USPuzzles, Round 1!
Greetings to you, all you clever University Scholars types!
As part of our efforts to reinvigorate our web presence and in honor of this year’s symposium theme of Puzzles, I will be posting a series of (what else?) puzzles to the blog over the next few months. For the moment, the intent will be to share and discuss different puzzle types (so feel free to submit your own favorite puzzles). But come the new year, if there’s interest, the puzzling will get competitive. Oh, yes.

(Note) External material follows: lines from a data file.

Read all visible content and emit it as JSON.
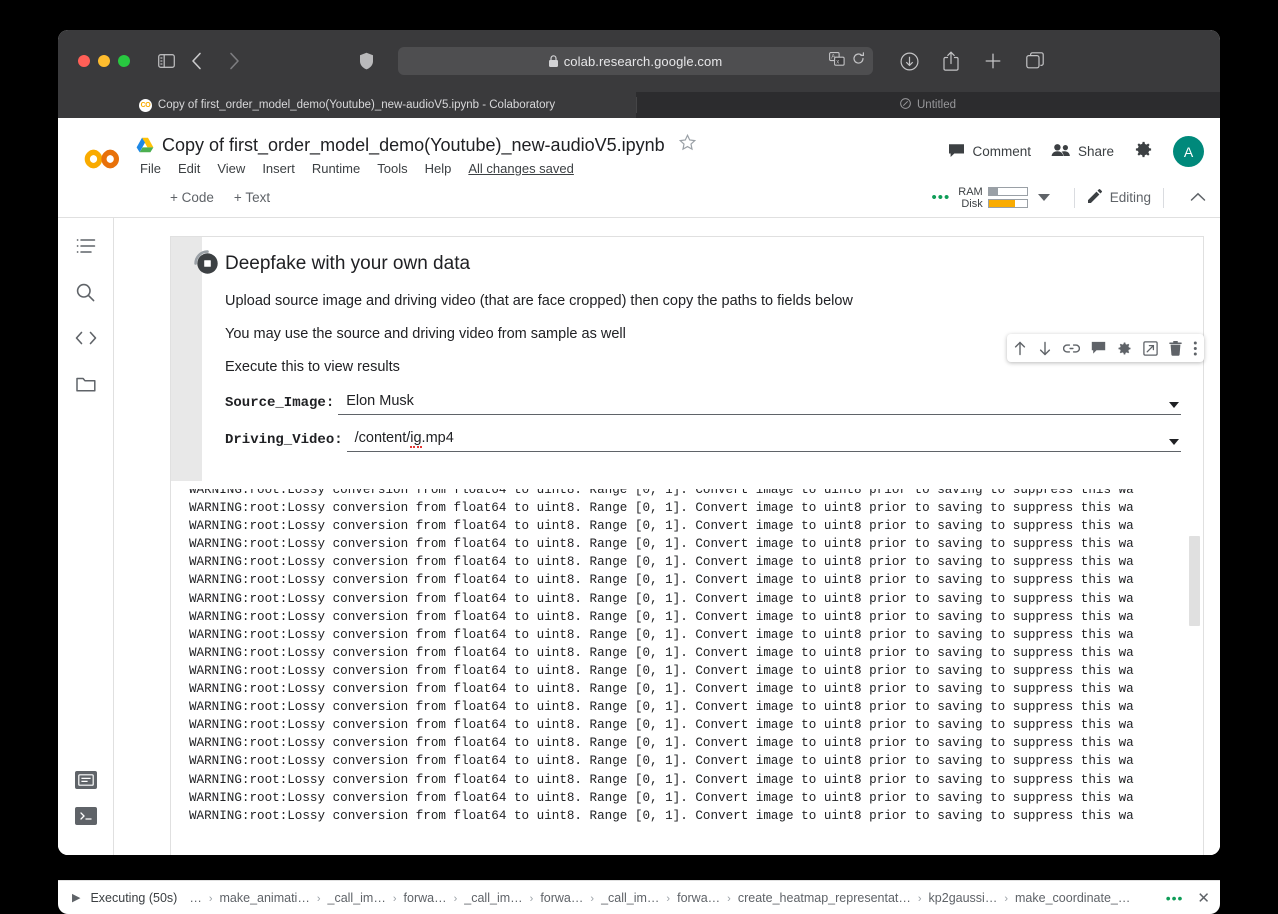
{
  "browser": {
    "url": "colab.research.google.com",
    "lock": "lock-icon",
    "tabs": [
      {
        "title": "Copy of first_order_model_demo(Youtube)_new-audioV5.ipynb - Colaboratory",
        "favicon": "CO",
        "active": true
      },
      {
        "title": "Untitled",
        "favicon": "compass-icon",
        "active": false
      }
    ]
  },
  "colab": {
    "doc_title": "Copy of first_order_model_demo(Youtube)_new-audioV5.ipynb",
    "menus": [
      "File",
      "Edit",
      "View",
      "Insert",
      "Runtime",
      "Tools",
      "Help"
    ],
    "save_status": "All changes saved",
    "header_actions": {
      "comment": "Comment",
      "share": "Share"
    },
    "avatar_letter": "A",
    "toolbar": {
      "add_code": "+ Code",
      "add_text": "+ Text",
      "ram_label": "RAM",
      "disk_label": "Disk",
      "ram_fill_pct": 25,
      "disk_fill_pct": 68,
      "ram_color": "#9aa0a6",
      "disk_color": "#f9ab00",
      "editing_label": "Editing"
    },
    "rail_items": [
      "toc-icon",
      "search-icon",
      "code-snippets-icon",
      "files-folder-icon"
    ],
    "rail_bottom_items": [
      "command-palette-icon",
      "terminal-icon"
    ],
    "cell_toolbar_icons": [
      "move-cell-up-icon",
      "move-cell-down-icon",
      "link-icon",
      "comment-icon",
      "settings-gear-icon",
      "mirror-cell-icon",
      "delete-cell-icon",
      "more-vert-icon"
    ]
  },
  "cell": {
    "run_state": "running",
    "heading": "Deepfake with your own data",
    "paragraphs": [
      "Upload source image and driving video (that are face cropped) then copy the paths to fields below",
      "You may use the source and driving video from sample as well",
      "Execute this to view results"
    ],
    "fields": [
      {
        "label": "Source_Image:",
        "value": "Elon Musk",
        "spell_error": ""
      },
      {
        "label": "Driving_Video:",
        "value": "/content/",
        "spell_error": "ig",
        "value_tail": ".mp4"
      }
    ]
  },
  "output": {
    "line": "WARNING:root:Lossy conversion from float64 to uint8. Range [0, 1]. Convert image to uint8 prior to saving to suppress this wa",
    "line_count": 19
  },
  "execbar": {
    "status": "Executing (50s)",
    "ellipsis": "…",
    "crumbs": [
      "make_animati…",
      "_call_im…",
      "forwa…",
      "_call_im…",
      "forwa…",
      "_call_im…",
      "forwa…",
      "create_heatmap_representat…",
      "kp2gaussi…",
      "make_coordinate_…"
    ],
    "more": "•••",
    "close": "✕"
  }
}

For the first puzzle of the series, I want to share (with a certain admission of solipsism) a puzzle type that was one of my first introductions to recreational puzzling. It’s a kind of logic problem.

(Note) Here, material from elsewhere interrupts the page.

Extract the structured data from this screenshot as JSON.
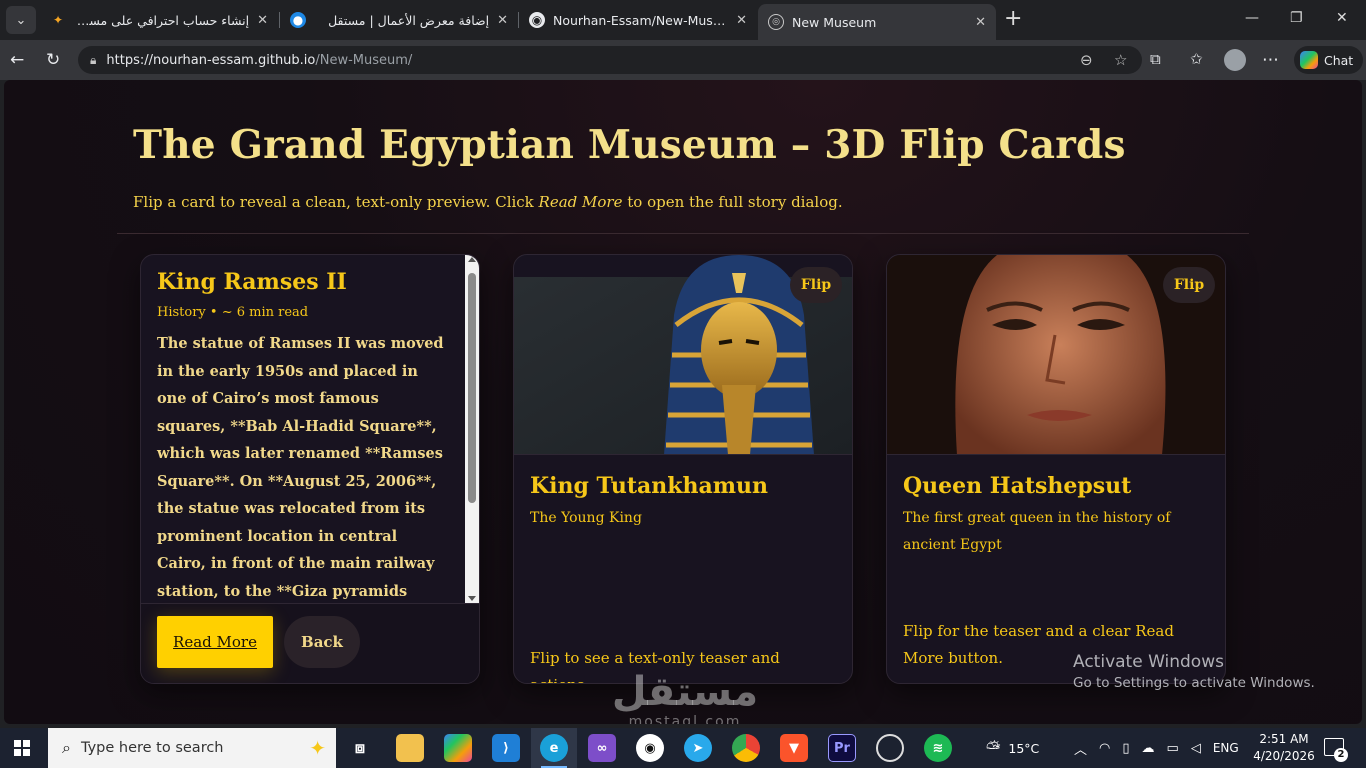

Five friends (Adam, Beth, Carlos, Dan, and Elise) have gone to the theatre and are waiting in a single line to buy tickets. You know the following:
- 1. Dan is waiting immediately behind Beth.
- 2. Dan got in line sometime before Elise did.
- 3. Adam and Carlos are next to each other in line, arguing.
- 4. Adam is third in the line of five.
From that information, tell me in what order are the five friends standing?
Feel free to use the comments. I will post the answer, as well as my approach to the problem, over the weekend. Happy Puzzling!
-Christopher Williams
Premise four says Adam is number 3, and premise three says I must be next to him, so I’m either 2 or 4. If I’m 2 then by premise one Beth is 4 and Dan is 5. But Dan is ahead of Elise, so that is impossible in a five person line. (Reductio ad absurdum of Carlos being second in line.)
So Carlos must be 4. There are only two slots left together which must go to Beth and Dan by premise one again. This leaves:
Beth = 1
Dan = 2
Adam = 3
Carlos = 4
Elise = 5
From my favorite puzzle website:
You’re playing bridge. Each of four players is dealt 13 cards. You and your partner find that between you you hold all 13 cards of one suit. Is this more or less likely than that the two of you hold no cards of one suit?
A rail one mile long is lying on the ground. If you push its ends closer together by a single foot, so that the distance between them is 5279 feet rather than 5280, how high an arc will the rail make?
Suppose the earth were a perfect sphere and you fitted a belt around its equator.
The belt would be 40 million meters long. If you now increased its length by a mere 5 meters, how high would it ride above the earth’s surface?